Alors soyons actif, soyons acteur de notre vie. Ne laissons pas nos émotions perturber notre réflexion. Le « bon sens » avec lequel nous faisons notre expérience, est la source de nos forces et de nos capacités d’adaptation. Utilisons ce potentiel positif que nous avons en nous pour continuer à avancer.

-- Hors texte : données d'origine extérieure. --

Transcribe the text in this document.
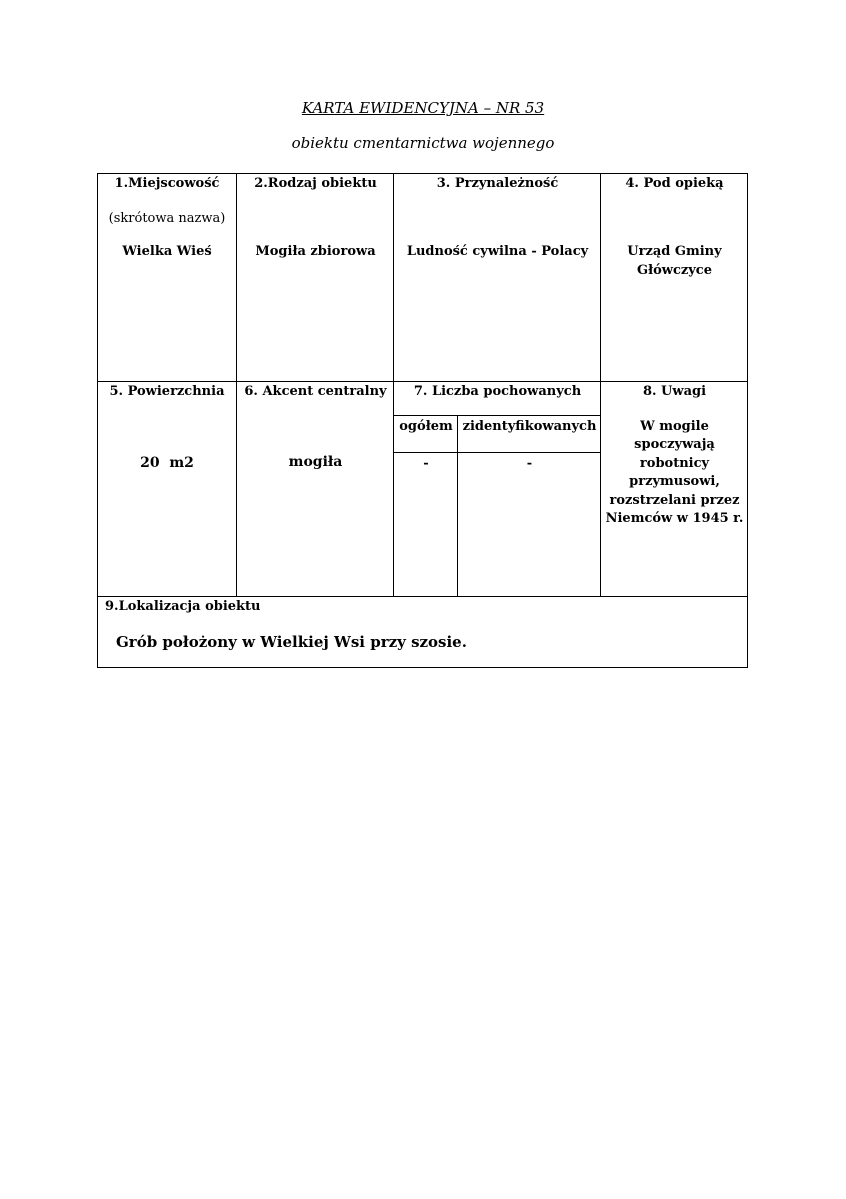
KARTA EWIDENCYJNA – NR 53
obiektu cmentarnictwa wojennego
1.Miejscowość
(skrótowa nazwa)
Wielka Wieś
2.Rodzaj obiektu
Mogiła zbiorowa
3. Przynależność
Ludność cywilna - Polacy
4. Pod opieką
Urząd Gminy
Główczyce
5. Powierzchnia
20  m2
6. Akcent centralny
mogiła
7. Liczba pochowanych
ogółem zidentyfikowanych
-	-
8. Uwagi
W mogile
spoczywają
robotnicy
przymusowi,
rozstrzelani przez
Niemców w 1945 r.
9.Lokalizacja obiektu
Grób położony w Wielkiej Wsi przy szosie.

Groupe Les Flamboyants, premier acteur privé de la santé mentale à La Réunion
Le Groupe Les Flamboyants a été créé en 1995 par son Président actuel, le Dr Gérard d’Abbadie, et son épouse Marie-Andrée, tous deux Médecins psychiatres. Premier acteur privé à s’être spécialisé dans la santé mentale à La Réunion, le groupe s’est développé et diversifié au fil des ans tout en conservant ses valeurs d’entreprise familiale. Dirigé par Aude d’Abbadie-Savalli, le groupe compte plus de 380 collaborateurs répartis au sein de quatre établissements. Les cliniques Les Flamboyants Ouest et Les Flamboyants Sud sont spécialisées dans la prise en charge des maladies dépressives et névrotiques, la clinique Les Tamarins Ouest et Tamarins Sud en soins de suite et de rééducation fonctionnelle.